С книгой произошла удивительная история: она вышла на пятнадцати языках. Говорю это не в порядке хвастовства, поверьте, что в моем возрасте, перед лицом вечности и Страшного суда, которому я, по — видимому, уже подвергаюсь, это было бы смешно и ни к чему. Но согласитесь, пятнадцать переводов — это все‑таки много для историка — медиевиста, а не беллетриста. Очевидно, я попал в какой‑то болевой нерв, в то направление развития исторической мысли, которое наболело, возникло и развивалось. Оно представляло собой существенный вызов для мысли историков и, по — видимому, не только историков, потому что на эту книгу откликались искусствоведы, востоковеды, историки Древней Руси. Первая рецензия на французском языке написана была специалистом по русской истории.

Доказательством того, что моя книга включилась в определенное и с моей точки зрения очень существенное историографическое течение, является также то, что во многих университетах Запада — в Германии, Франции, Италии, США, Великобритании, Скандинавских странах — «Категории средневековой культуры» включены в список литературы, рекомендуемой студентам гуманитарных факультетов. Не знаю, учатся ли по моей книге мои компатриоты.

Среди всех откликов наиболее существенным была для меня открытка, полученная от Жака Ле Гоффа. Мы добились того, писал он, что издательство «Галлимар» берется немедленно перевести книгу на французский язык и выпустить ее в серии «Историческая библиотека». Это большая серия, включающая в себя наиболее капитальные труды таких авторов, как Дюби, Ле Гофф, Леруа Ладюри и многие другие.

Но и тут было приключение, без приключений мне не удается прожить. Французы перевели эту книгу. Какая‑то дама по своим делам приехала из Франции в Москву на неделю и остановилась в гостинице «Космос» (я живу на расстоянии двадцати минут ходьбы от этой гостиницы). Она тотчас же отправила мне открытку, в которой сообщала, что привезла французский перевод моей книги, просила его забрать, прочитать и к моменту ее отъезда вернуть для передачи рукописи в издательство. Дело срочное. Я этой открытки не получил. В последний день ее пребывания в Москве, когда я вечером пришел домой, жена говорит: «Приходила француженка, очень недовольная. Она тебе давно отправила послание, а ты не проявил внимания и не явился за собственной книгой». Жена, конечно, претензий мне не предъявляла, она местного происхождения и понимала, в чем дело. Но что же вышло? Гостиница «Космос» — международная; когда открытку, опущенную француженкой в тамошний почтовый ящик, вынули, ее не послали по адресу, а отправили к цензору, я же получил эту открытку только через сорок дней.
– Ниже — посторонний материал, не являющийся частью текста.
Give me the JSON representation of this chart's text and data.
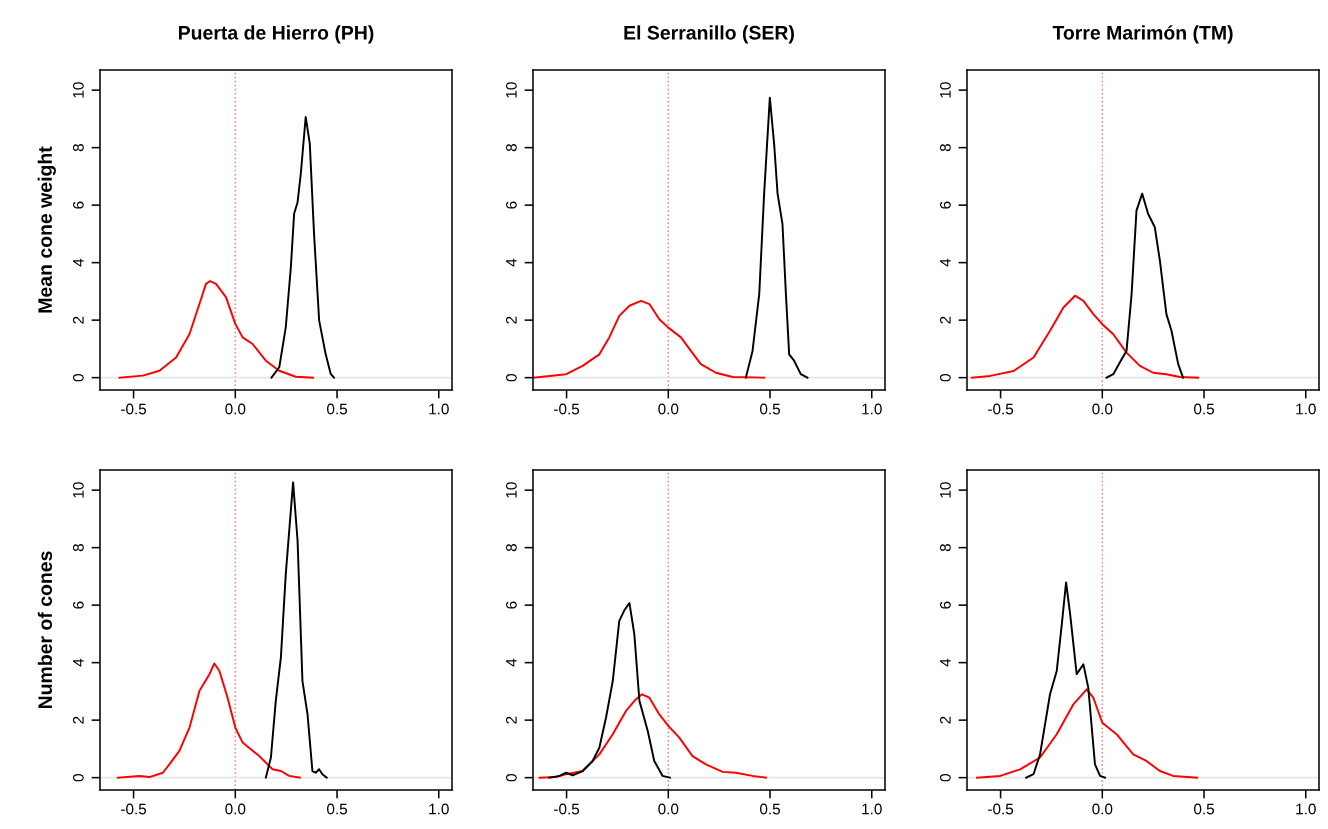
{
  "chart_data": [
    {
      "type": "line",
      "title": "Puerta de Hierro (PH)",
      "ylabel": "Mean cone weight",
      "xlim": [
        -0.665,
        1.065
      ],
      "ylim": [
        -0.43,
        10.7
      ],
      "xticks": [
        {
          "value": -0.5,
          "label": "-0.5"
        },
        {
          "value": 0,
          "label": "0.0"
        },
        {
          "value": 0.5,
          "label": "0.5"
        },
        {
          "value": 1,
          "label": "1.0"
        }
      ],
      "yticks": [
        0,
        2,
        4,
        6,
        8,
        10
      ],
      "grid": false,
      "ref_lines": [
        {
          "axis": "x",
          "value": 0,
          "color": "#f08080",
          "line_style": "dotted"
        },
        {
          "axis": "y",
          "value": 0,
          "color": "#e6e6e6",
          "line_style": "solid"
        }
      ],
      "series": [
        {
          "color": "#ff0000",
          "x": [
            -0.569,
            -0.454,
            -0.373,
            -0.291,
            -0.225,
            -0.176,
            -0.144,
            -0.124,
            -0.095,
            -0.046,
            0,
            0.036,
            0.085,
            0.15,
            0.216,
            0.297,
            0.382
          ],
          "values": [
            0,
            0.07,
            0.24,
            0.7,
            1.52,
            2.57,
            3.26,
            3.36,
            3.26,
            2.8,
            1.87,
            1.4,
            1.17,
            0.59,
            0.24,
            0.03,
            0
          ]
        },
        {
          "color": "#000000",
          "x": [
            0.178,
            0.216,
            0.248,
            0.273,
            0.289,
            0.306,
            0.322,
            0.346,
            0.366,
            0.387,
            0.412,
            0.444,
            0.469,
            0.485
          ],
          "values": [
            0,
            0.36,
            1.75,
            3.84,
            5.7,
            6.1,
            7.1,
            9.07,
            8.14,
            5.0,
            1.99,
            0.82,
            0.13,
            0
          ]
        }
      ]
    },
    {
      "type": "line",
      "title": "El Serranillo (SER)",
      "xlim": [
        -0.665,
        1.065
      ],
      "ylim": [
        -0.43,
        10.7
      ],
      "xticks": [
        {
          "value": -0.5,
          "label": "-0.5"
        },
        {
          "value": 0,
          "label": "0.0"
        },
        {
          "value": 0.5,
          "label": "0.5"
        },
        {
          "value": 1,
          "label": "1.0"
        }
      ],
      "yticks": [
        0,
        2,
        4,
        6,
        8,
        10
      ],
      "grid": false,
      "ref_lines": [
        {
          "axis": "x",
          "value": 0,
          "color": "#f08080",
          "line_style": "dotted"
        },
        {
          "axis": "y",
          "value": 0,
          "color": "#e6e6e6",
          "line_style": "solid"
        }
      ],
      "series": [
        {
          "color": "#ff0000",
          "x": [
            -0.664,
            -0.502,
            -0.421,
            -0.339,
            -0.29,
            -0.241,
            -0.191,
            -0.134,
            -0.093,
            -0.044,
            0,
            0.062,
            0.111,
            0.16,
            0.234,
            0.316,
            0.471
          ],
          "values": [
            0,
            0.12,
            0.41,
            0.81,
            1.4,
            2.15,
            2.5,
            2.67,
            2.56,
            2.03,
            1.74,
            1.4,
            0.93,
            0.47,
            0.17,
            0.02,
            0
          ]
        },
        {
          "color": "#000000",
          "x": [
            0.381,
            0.414,
            0.447,
            0.471,
            0.499,
            0.52,
            0.537,
            0.561,
            0.578,
            0.594,
            0.619,
            0.651,
            0.684
          ],
          "values": [
            0,
            0.93,
            2.91,
            6.4,
            9.74,
            8.14,
            6.4,
            5.35,
            2.91,
            0.81,
            0.58,
            0.12,
            0
          ]
        }
      ]
    },
    {
      "type": "line",
      "title": "Torre Marimón (TM)",
      "xlim": [
        -0.665,
        1.065
      ],
      "ylim": [
        -0.43,
        10.7
      ],
      "xticks": [
        {
          "value": -0.5,
          "label": "-0.5"
        },
        {
          "value": 0,
          "label": "0.0"
        },
        {
          "value": 0.5,
          "label": "0.5"
        },
        {
          "value": 1,
          "label": "1.0"
        }
      ],
      "yticks": [
        0,
        2,
        4,
        6,
        8,
        10
      ],
      "grid": false,
      "ref_lines": [
        {
          "axis": "x",
          "value": 0,
          "color": "#f08080",
          "line_style": "dotted"
        },
        {
          "axis": "y",
          "value": 0,
          "color": "#e6e6e6",
          "line_style": "solid"
        }
      ],
      "series": [
        {
          "color": "#ff0000",
          "x": [
            -0.641,
            -0.551,
            -0.436,
            -0.338,
            -0.257,
            -0.191,
            -0.134,
            -0.093,
            -0.044,
            0,
            0.054,
            0.119,
            0.185,
            0.25,
            0.315,
            0.381,
            0.471
          ],
          "values": [
            0,
            0.06,
            0.23,
            0.7,
            1.63,
            2.44,
            2.85,
            2.67,
            2.21,
            1.86,
            1.51,
            0.87,
            0.41,
            0.17,
            0.12,
            0.02,
            0
          ]
        },
        {
          "color": "#000000",
          "x": [
            0.021,
            0.054,
            0.095,
            0.119,
            0.144,
            0.168,
            0.196,
            0.225,
            0.258,
            0.283,
            0.315,
            0.34,
            0.373,
            0.397
          ],
          "values": [
            0,
            0.12,
            0.64,
            0.93,
            2.91,
            5.81,
            6.4,
            5.7,
            5.23,
            4.07,
            2.21,
            1.63,
            0.47,
            0
          ]
        }
      ]
    },
    {
      "type": "line",
      "ylabel": "Number of cones",
      "xlim": [
        -0.665,
        1.065
      ],
      "ylim": [
        -0.43,
        10.7
      ],
      "xticks": [
        {
          "value": -0.5,
          "label": "-0.5"
        },
        {
          "value": 0,
          "label": "0.0"
        },
        {
          "value": 0.5,
          "label": "0.5"
        },
        {
          "value": 1,
          "label": "1.0"
        }
      ],
      "yticks": [
        0,
        2,
        4,
        6,
        8,
        10
      ],
      "grid": false,
      "ref_lines": [
        {
          "axis": "x",
          "value": 0,
          "color": "#f08080",
          "line_style": "dotted"
        },
        {
          "axis": "y",
          "value": 0,
          "color": "#e6e6e6",
          "line_style": "solid"
        }
      ],
      "series": [
        {
          "color": "#ff0000",
          "x": [
            -0.577,
            -0.471,
            -0.422,
            -0.356,
            -0.324,
            -0.275,
            -0.225,
            -0.176,
            -0.127,
            -0.103,
            -0.078,
            -0.038,
            0,
            0.036,
            0.118,
            0.183,
            0.224,
            0.265,
            0.317
          ],
          "values": [
            0,
            0.06,
            0.02,
            0.17,
            0.46,
            0.93,
            1.74,
            3.02,
            3.6,
            3.97,
            3.71,
            2.78,
            1.74,
            1.22,
            0.75,
            0.29,
            0.23,
            0.06,
            0
          ]
        },
        {
          "color": "#000000",
          "x": [
            0.15,
            0.175,
            0.199,
            0.224,
            0.248,
            0.284,
            0.306,
            0.33,
            0.355,
            0.379,
            0.395,
            0.412,
            0.428,
            0.449
          ],
          "values": [
            0,
            0.7,
            2.67,
            4.18,
            7.08,
            10.27,
            8.24,
            3.36,
            2.2,
            0.23,
            0.17,
            0.29,
            0.12,
            0
          ]
        }
      ]
    },
    {
      "type": "line",
      "xlim": [
        -0.665,
        1.065
      ],
      "ylim": [
        -0.43,
        10.7
      ],
      "xticks": [
        {
          "value": -0.5,
          "label": "-0.5"
        },
        {
          "value": 0,
          "label": "0.0"
        },
        {
          "value": 0.5,
          "label": "0.5"
        },
        {
          "value": 1,
          "label": "1.0"
        }
      ],
      "yticks": [
        0,
        2,
        4,
        6,
        8,
        10
      ],
      "grid": false,
      "ref_lines": [
        {
          "axis": "x",
          "value": 0,
          "color": "#f08080",
          "line_style": "dotted"
        },
        {
          "axis": "y",
          "value": 0,
          "color": "#e6e6e6",
          "line_style": "solid"
        }
      ],
      "series": [
        {
          "color": "#ff0000",
          "x": [
            -0.633,
            -0.552,
            -0.502,
            -0.421,
            -0.339,
            -0.273,
            -0.208,
            -0.159,
            -0.129,
            -0.093,
            -0.044,
            0,
            0.054,
            0.119,
            0.185,
            0.267,
            0.332,
            0.414,
            0.48
          ],
          "values": [
            0,
            0.02,
            0.12,
            0.23,
            0.81,
            1.51,
            2.32,
            2.73,
            2.9,
            2.78,
            2.2,
            1.8,
            1.39,
            0.75,
            0.46,
            0.2,
            0.17,
            0.06,
            0
          ]
        },
        {
          "color": "#000000",
          "x": [
            -0.584,
            -0.535,
            -0.502,
            -0.47,
            -0.421,
            -0.372,
            -0.339,
            -0.306,
            -0.273,
            -0.241,
            -0.216,
            -0.191,
            -0.167,
            -0.142,
            -0.101,
            -0.069,
            -0.028,
            0.008
          ],
          "values": [
            0,
            0.06,
            0.17,
            0.08,
            0.23,
            0.58,
            1.04,
            2.09,
            3.36,
            5.45,
            5.82,
            6.07,
            4.99,
            2.67,
            1.62,
            0.58,
            0.06,
            0
          ]
        }
      ]
    },
    {
      "type": "line",
      "xlim": [
        -0.665,
        1.065
      ],
      "ylim": [
        -0.43,
        10.7
      ],
      "xticks": [
        {
          "value": -0.5,
          "label": "-0.5"
        },
        {
          "value": 0,
          "label": "0.0"
        },
        {
          "value": 0.5,
          "label": "0.5"
        },
        {
          "value": 1,
          "label": "1.0"
        }
      ],
      "yticks": [
        0,
        2,
        4,
        6,
        8,
        10
      ],
      "grid": false,
      "ref_lines": [
        {
          "axis": "x",
          "value": 0,
          "color": "#f08080",
          "line_style": "dotted"
        },
        {
          "axis": "y",
          "value": 0,
          "color": "#e6e6e6",
          "line_style": "solid"
        }
      ],
      "series": [
        {
          "color": "#ff0000",
          "x": [
            -0.616,
            -0.502,
            -0.404,
            -0.306,
            -0.224,
            -0.142,
            -0.077,
            -0.044,
            0,
            0.07,
            0.152,
            0.217,
            0.283,
            0.348,
            0.466
          ],
          "values": [
            0,
            0.06,
            0.29,
            0.7,
            1.51,
            2.55,
            3.07,
            2.78,
            1.91,
            1.51,
            0.81,
            0.58,
            0.23,
            0.06,
            0
          ]
        },
        {
          "color": "#000000",
          "x": [
            -0.374,
            -0.338,
            -0.306,
            -0.257,
            -0.224,
            -0.199,
            -0.178,
            -0.158,
            -0.126,
            -0.093,
            -0.069,
            -0.036,
            -0.011,
            0.013
          ],
          "values": [
            0,
            0.12,
            0.81,
            2.9,
            3.71,
            5.34,
            6.79,
            5.68,
            3.6,
            3.94,
            3.13,
            0.46,
            0.06,
            0
          ]
        }
      ]
    }
  ]
}
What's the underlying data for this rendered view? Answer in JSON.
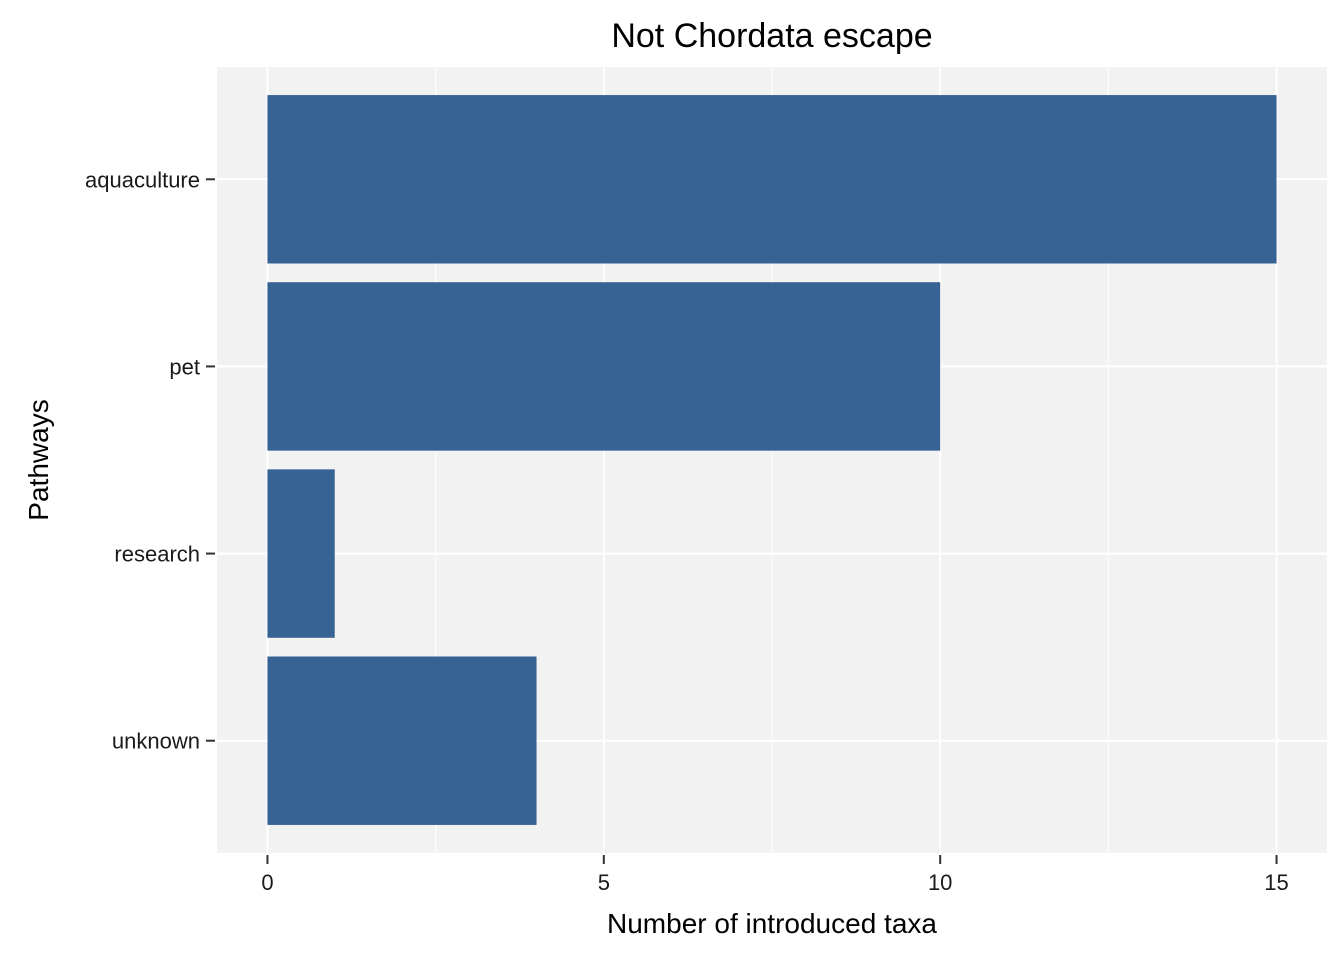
{
  "chart_data": {
    "type": "bar",
    "orientation": "horizontal",
    "title": "Not Chordata escape",
    "xlabel": "Number of introduced taxa",
    "ylabel": "Pathways",
    "categories": [
      "aquaculture",
      "pet",
      "research",
      "unknown"
    ],
    "values": [
      15,
      10,
      1,
      4
    ],
    "xlim": [
      -0.75,
      15.75
    ],
    "xticks": [
      0,
      5,
      10,
      15
    ],
    "grid": true,
    "legend": "none",
    "colors": {
      "bar": "#376294",
      "panel_background": "#f2f2f2",
      "grid": "#ffffff"
    }
  }
}
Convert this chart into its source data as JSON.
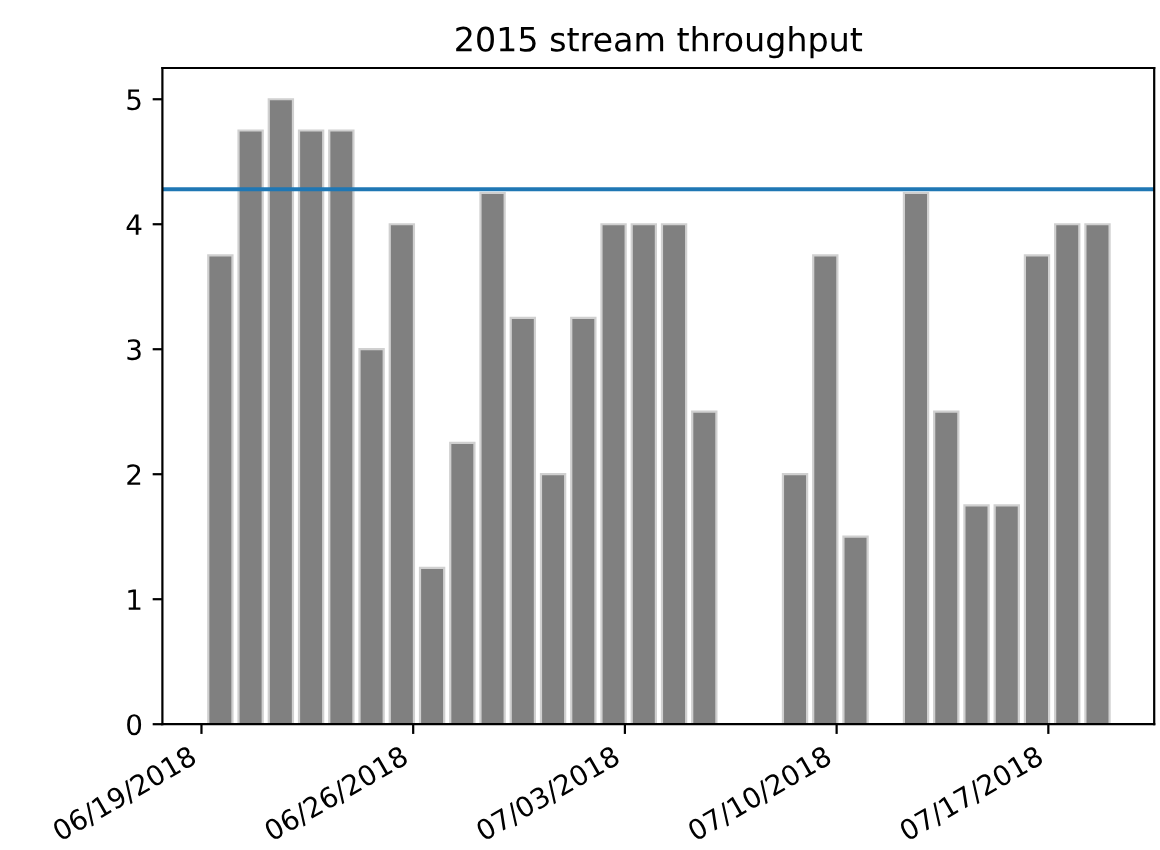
{
  "chart_data": {
    "type": "bar",
    "title": "2015 stream throughput",
    "x": [
      "2018-06-19T15:00",
      "2018-06-20T15:00",
      "2018-06-21T15:00",
      "2018-06-22T15:00",
      "2018-06-23T15:00",
      "2018-06-24T15:00",
      "2018-06-25T15:00",
      "2018-06-26T15:00",
      "2018-06-27T15:00",
      "2018-06-28T15:00",
      "2018-06-29T15:00",
      "2018-06-30T15:00",
      "2018-07-01T15:00",
      "2018-07-02T15:00",
      "2018-07-03T15:00",
      "2018-07-04T15:00",
      "2018-07-05T15:00",
      "2018-07-08T15:00",
      "2018-07-09T15:00",
      "2018-07-10T15:00",
      "2018-07-12T15:00",
      "2018-07-13T15:00",
      "2018-07-14T15:00",
      "2018-07-15T15:00",
      "2018-07-16T15:00",
      "2018-07-17T15:00",
      "2018-07-18T15:00"
    ],
    "values": [
      3.75,
      4.75,
      5,
      4.75,
      4.75,
      3,
      4,
      1.25,
      2.25,
      4.25,
      3.25,
      2,
      3.25,
      4,
      4,
      4,
      2.5,
      2,
      3.75,
      1.5,
      4.25,
      2.5,
      1.75,
      1.75,
      3.75,
      4,
      4
    ],
    "color": "#808080",
    "xlim": [
      "2018-06-17T17:00",
      "2018-07-20T12:00"
    ],
    "xticks": [
      {
        "value": "2018-06-19",
        "label": "06/19/2018"
      },
      {
        "value": "2018-06-26",
        "label": "06/26/2018"
      },
      {
        "value": "2018-07-03",
        "label": "07/03/2018"
      },
      {
        "value": "2018-07-10",
        "label": "07/10/2018"
      },
      {
        "value": "2018-07-17",
        "label": "07/17/2018"
      }
    ],
    "ylim": [
      0,
      5.25
    ],
    "yticks": [
      0,
      1,
      2,
      3,
      4,
      5
    ],
    "ref_lines": [
      {
        "axis": "y",
        "value": 4.28,
        "color": "#1f77b4"
      }
    ]
  }
}
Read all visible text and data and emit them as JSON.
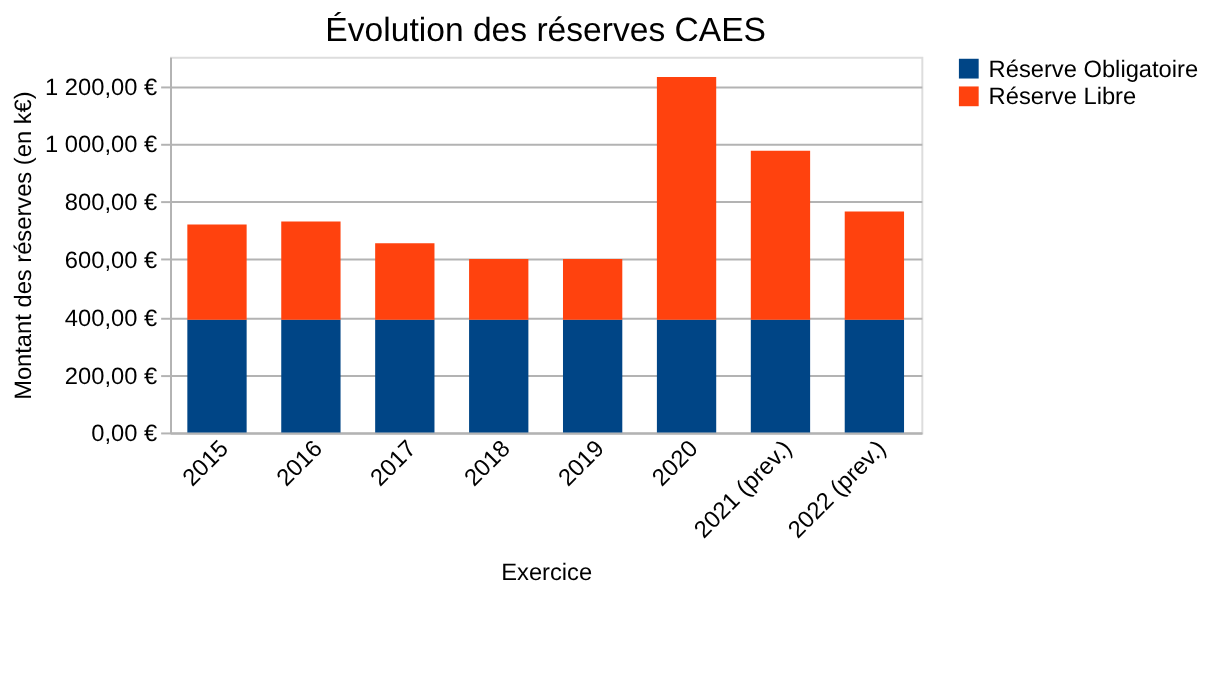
{
  "chart_data": {
    "type": "bar",
    "title": "Évolution des réserves CAES",
    "xlabel": "Exercice",
    "ylabel": "Montant des réserves (en k€)",
    "categories": [
      "2015",
      "2016",
      "2017",
      "2018",
      "2019",
      "2020",
      "2021 (prev.)",
      "2022 (prev.)"
    ],
    "stacked": true,
    "series": [
      {
        "name": "Réserve Obligatoire",
        "color": "#004586",
        "values": [
          390,
          390,
          390,
          390,
          390,
          390,
          390,
          390
        ]
      },
      {
        "name": "Réserve Libre",
        "color": "#ff420e",
        "values": [
          330,
          340,
          265,
          210,
          210,
          840,
          585,
          375
        ]
      }
    ],
    "ylim": [
      0,
      1300
    ],
    "yticks": [
      {
        "value": 0,
        "label": "0,00 €"
      },
      {
        "value": 200,
        "label": "200,00 €"
      },
      {
        "value": 400,
        "label": "400,00 €"
      },
      {
        "value": 600,
        "label": "600,00 €"
      },
      {
        "value": 800,
        "label": "800,00 €"
      },
      {
        "value": 1000,
        "label": "1 000,00 €"
      },
      {
        "value": 1200,
        "label": "1 200,00 €"
      }
    ],
    "grid": "y",
    "legend": "right"
  }
}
Я был разъярен и послал жалобу министру связи. Отклик последовал. Телефонный звонок:

— Арон Яковлевич, с вами говорит инженер по связи такая‑то. Вы прислали нам претензию, мы проверили. Я вынуждена от своего имени и от имени Министерства принести вам глубочайшие извинения. Понимаете, летом почта работает не так быстро, как зимой, — отпуска…

Я говорю:

— Я понимаю: товарищ, который должен был перлюстрировать, был на курорте.

— Ну, чем мы можем вам помочь?

— Неустойку же вы мне не заплатите!

Вот так перевод моей книги на французский язык остался не авторизованным.

Книга «Категории средневековой культуры» вышла на широкий простор медиевистики. Казалось бы, теперь я мог твердить себе: ты классик и сиди спокойно, не надо ничего больше писать, надо беречь честь смолоду, второй раз такого не напишешь. Но меня никогда не покидало чувство юмора, самоирония, и я всегда с подозрением воспринимал свои успехи, предполагая, что они вызваны тем, что люди либо не вполне компетентны для того, чтобы меня раздраконить, показать слабые места моей работы, либо снисходительны и не говорят того, что думают.